Sun | Sep 22, 2019

Armadale 'was very painful' - Harrison laments erosion of moral, ethical standards

Published:Tuesday | March 15, 2011 | 12:00 AM

Carl Gilchrist, Gleaner Writer

OCHO RIOS, St Ann:

RETIRED JUSTICE Paul Harrison, who headed the commission of enquiry into the fire that killed seven wards of the state at Armadale Juvenile Correctional Centre in St Ann in May 2009, says the incident was very painful and reflected an erosion of moral and ethical standards in Jamaica.

Addressing the installation ceremony of 46 new justices of the peace at Sunset Jamaica Grande in Ocho Rios on Friday, Harrison said the incident was one of two which reflected the breakdown, the other being the ranking of Jamaica at 87 on the Transparency International Corruption Index for 2010.

"Jamaica suffers today both from the erosion of moral and ethical standards and the neglect of those who can assist. We all need to display the proper care and approach to the less fortunate in our society; we have failed to do so in many respects," Harrison lamented. We do have an ailing society today, indifference to the needs of others, crime and violence, corruption and the disregard for truth are all evident around us."

Violation of J'can and UN standards

Regarding Armadale, Harrison said 23 girls in a room measuring 20 feet by 12 feet was a violation of Jamaica's building code and the United Nations' (UN) Beijing Rules, which set out standard minimum rules for the administration of juvenile justice.

"It was a breach of the building code because the building code of Jamaica regulates how much space should be given in a house, in dormitories and institutions and by calculation only five of them should be in that room of 20 by 12, only five! They had 23," Harrison said.

After the enquiry, Harrison blamed the incident on a combination of factors, which he reminded the gathering of.

"I said then of that situation, there were breaches of duty and administrative errors by the Department of Correctional Services, indifference and insensible action by public officials, troubled and unruly girls further traumatised by some unruly adults and unjust treatment of those girls.
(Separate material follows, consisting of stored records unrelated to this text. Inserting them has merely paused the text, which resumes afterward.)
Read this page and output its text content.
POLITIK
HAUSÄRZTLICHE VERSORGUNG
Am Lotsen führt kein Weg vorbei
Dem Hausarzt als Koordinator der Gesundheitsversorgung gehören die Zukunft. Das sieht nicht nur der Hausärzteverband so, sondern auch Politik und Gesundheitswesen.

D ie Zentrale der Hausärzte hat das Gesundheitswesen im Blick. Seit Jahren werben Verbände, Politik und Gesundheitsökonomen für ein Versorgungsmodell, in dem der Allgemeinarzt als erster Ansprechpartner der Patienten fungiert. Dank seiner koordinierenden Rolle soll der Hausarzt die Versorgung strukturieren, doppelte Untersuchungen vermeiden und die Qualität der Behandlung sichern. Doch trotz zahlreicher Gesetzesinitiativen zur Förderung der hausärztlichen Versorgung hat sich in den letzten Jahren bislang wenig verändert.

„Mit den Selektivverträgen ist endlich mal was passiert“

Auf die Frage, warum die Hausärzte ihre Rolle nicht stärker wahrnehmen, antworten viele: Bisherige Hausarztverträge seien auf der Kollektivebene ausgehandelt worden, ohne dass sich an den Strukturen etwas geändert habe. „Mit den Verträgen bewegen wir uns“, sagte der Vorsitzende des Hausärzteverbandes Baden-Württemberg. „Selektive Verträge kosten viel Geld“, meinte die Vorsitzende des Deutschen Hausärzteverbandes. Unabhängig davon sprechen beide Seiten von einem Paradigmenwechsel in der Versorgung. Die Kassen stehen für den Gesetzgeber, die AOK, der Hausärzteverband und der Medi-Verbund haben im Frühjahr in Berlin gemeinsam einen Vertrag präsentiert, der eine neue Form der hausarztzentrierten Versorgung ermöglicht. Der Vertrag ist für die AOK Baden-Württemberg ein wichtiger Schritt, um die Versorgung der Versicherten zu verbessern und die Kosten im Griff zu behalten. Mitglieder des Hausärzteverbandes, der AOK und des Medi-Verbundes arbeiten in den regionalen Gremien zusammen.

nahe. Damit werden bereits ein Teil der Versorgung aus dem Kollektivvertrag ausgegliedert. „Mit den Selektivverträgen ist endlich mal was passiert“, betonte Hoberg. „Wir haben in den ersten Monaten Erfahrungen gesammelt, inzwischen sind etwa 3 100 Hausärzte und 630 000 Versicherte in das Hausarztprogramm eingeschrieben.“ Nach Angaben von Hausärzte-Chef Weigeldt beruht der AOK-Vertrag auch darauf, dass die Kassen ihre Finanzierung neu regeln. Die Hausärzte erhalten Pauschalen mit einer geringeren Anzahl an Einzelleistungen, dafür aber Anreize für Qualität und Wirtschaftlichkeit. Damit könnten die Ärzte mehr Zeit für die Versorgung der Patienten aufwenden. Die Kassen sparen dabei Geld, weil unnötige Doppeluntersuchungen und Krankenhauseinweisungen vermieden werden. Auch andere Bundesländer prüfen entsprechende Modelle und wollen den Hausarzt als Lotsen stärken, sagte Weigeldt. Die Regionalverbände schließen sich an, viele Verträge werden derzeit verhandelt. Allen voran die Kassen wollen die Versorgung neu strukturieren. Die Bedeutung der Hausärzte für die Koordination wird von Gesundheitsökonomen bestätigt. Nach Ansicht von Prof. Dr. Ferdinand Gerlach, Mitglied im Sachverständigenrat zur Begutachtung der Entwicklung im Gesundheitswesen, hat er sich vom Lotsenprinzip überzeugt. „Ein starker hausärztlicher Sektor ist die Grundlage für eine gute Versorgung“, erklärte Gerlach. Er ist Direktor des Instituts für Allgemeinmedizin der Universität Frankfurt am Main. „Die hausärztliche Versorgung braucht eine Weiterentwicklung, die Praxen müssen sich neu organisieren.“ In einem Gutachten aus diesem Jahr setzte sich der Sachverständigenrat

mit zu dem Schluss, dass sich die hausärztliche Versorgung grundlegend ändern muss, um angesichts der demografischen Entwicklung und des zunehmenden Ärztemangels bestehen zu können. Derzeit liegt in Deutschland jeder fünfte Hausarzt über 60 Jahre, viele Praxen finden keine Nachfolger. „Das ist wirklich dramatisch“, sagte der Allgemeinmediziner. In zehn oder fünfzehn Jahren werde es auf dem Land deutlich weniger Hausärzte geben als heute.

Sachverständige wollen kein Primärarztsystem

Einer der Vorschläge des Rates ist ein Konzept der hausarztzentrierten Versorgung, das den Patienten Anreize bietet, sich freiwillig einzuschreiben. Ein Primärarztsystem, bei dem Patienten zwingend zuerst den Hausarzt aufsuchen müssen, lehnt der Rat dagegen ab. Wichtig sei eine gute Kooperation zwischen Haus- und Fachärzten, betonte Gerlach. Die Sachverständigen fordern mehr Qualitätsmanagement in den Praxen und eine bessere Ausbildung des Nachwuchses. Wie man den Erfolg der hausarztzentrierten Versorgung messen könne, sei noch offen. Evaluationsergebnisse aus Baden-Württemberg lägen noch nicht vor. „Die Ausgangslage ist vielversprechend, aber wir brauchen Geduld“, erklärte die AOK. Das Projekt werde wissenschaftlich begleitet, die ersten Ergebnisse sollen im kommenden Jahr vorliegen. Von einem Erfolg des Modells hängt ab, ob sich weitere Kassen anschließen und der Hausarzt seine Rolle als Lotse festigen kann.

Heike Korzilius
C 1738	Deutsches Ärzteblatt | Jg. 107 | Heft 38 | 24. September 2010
These factors, among others, combined with the negligent action of public officials, made the inevitable tragedy of Armadale. It was a very painful experience."

Could have been avoided

Harrison said the hearing revealed that there was no board of visiting justices of the peace at Armadale, similar to what exists at adult correctional services and made a recommendation that such a board be established.
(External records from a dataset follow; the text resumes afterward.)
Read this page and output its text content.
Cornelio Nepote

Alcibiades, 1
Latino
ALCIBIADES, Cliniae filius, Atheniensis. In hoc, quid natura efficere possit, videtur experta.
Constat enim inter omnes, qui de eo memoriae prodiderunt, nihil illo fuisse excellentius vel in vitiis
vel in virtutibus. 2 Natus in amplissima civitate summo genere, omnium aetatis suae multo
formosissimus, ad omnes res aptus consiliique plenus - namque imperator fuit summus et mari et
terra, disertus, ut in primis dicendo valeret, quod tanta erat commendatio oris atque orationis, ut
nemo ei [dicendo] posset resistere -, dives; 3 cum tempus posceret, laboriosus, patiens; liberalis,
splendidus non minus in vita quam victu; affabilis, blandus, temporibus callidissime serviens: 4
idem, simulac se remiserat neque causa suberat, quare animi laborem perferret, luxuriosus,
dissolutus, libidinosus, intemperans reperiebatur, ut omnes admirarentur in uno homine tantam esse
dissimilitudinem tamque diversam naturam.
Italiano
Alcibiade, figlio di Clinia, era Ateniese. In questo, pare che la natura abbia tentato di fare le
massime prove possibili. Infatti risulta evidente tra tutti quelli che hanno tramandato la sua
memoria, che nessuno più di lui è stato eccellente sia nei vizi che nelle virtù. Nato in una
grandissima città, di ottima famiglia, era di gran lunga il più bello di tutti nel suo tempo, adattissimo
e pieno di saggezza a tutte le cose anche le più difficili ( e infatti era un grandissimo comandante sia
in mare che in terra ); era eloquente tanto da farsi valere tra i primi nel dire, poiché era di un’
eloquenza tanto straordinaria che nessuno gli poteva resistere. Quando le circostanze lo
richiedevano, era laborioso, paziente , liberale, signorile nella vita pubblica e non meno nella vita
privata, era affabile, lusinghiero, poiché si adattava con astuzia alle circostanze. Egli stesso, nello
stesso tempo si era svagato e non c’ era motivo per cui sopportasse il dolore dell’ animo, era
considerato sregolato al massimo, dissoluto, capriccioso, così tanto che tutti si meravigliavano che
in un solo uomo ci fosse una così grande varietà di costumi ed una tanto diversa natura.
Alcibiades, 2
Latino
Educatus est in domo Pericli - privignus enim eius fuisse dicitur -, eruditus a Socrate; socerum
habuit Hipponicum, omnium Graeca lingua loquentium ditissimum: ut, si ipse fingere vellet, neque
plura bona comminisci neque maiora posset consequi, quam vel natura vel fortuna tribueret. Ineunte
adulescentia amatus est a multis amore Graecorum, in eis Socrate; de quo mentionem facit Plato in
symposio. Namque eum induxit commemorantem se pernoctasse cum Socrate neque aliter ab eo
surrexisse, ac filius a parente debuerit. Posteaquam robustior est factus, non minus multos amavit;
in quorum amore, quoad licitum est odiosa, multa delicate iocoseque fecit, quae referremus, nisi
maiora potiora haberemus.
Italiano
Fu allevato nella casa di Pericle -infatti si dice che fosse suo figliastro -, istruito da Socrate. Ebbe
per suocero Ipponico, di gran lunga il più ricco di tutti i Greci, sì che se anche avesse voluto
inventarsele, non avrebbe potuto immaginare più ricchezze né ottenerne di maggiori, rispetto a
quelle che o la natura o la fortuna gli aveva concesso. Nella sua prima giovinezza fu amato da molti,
"Some citizens from Alexandria used to assist in some welfare programme at Armadale, and if they had been allowed to continue, and if there was a board of visiting justices for Armadale, say 2008 or 2009, they would have observed those shortcomings, especially the housing in that 20 by 12 room. If such a board had existed it would have probably avoided what happened," he said.

Turning to the justices of the peace, Harrison said the role of the justices of the peace is a vital part of the judicial process.

He told them: "You as justices of the peace have a very wide ambit of involvement with the citizens of the society and that demands that your influence be more widespread and effective, every effort should be made in order to maintain a very high level of effectiveness in your communities and your functions - that is your duty."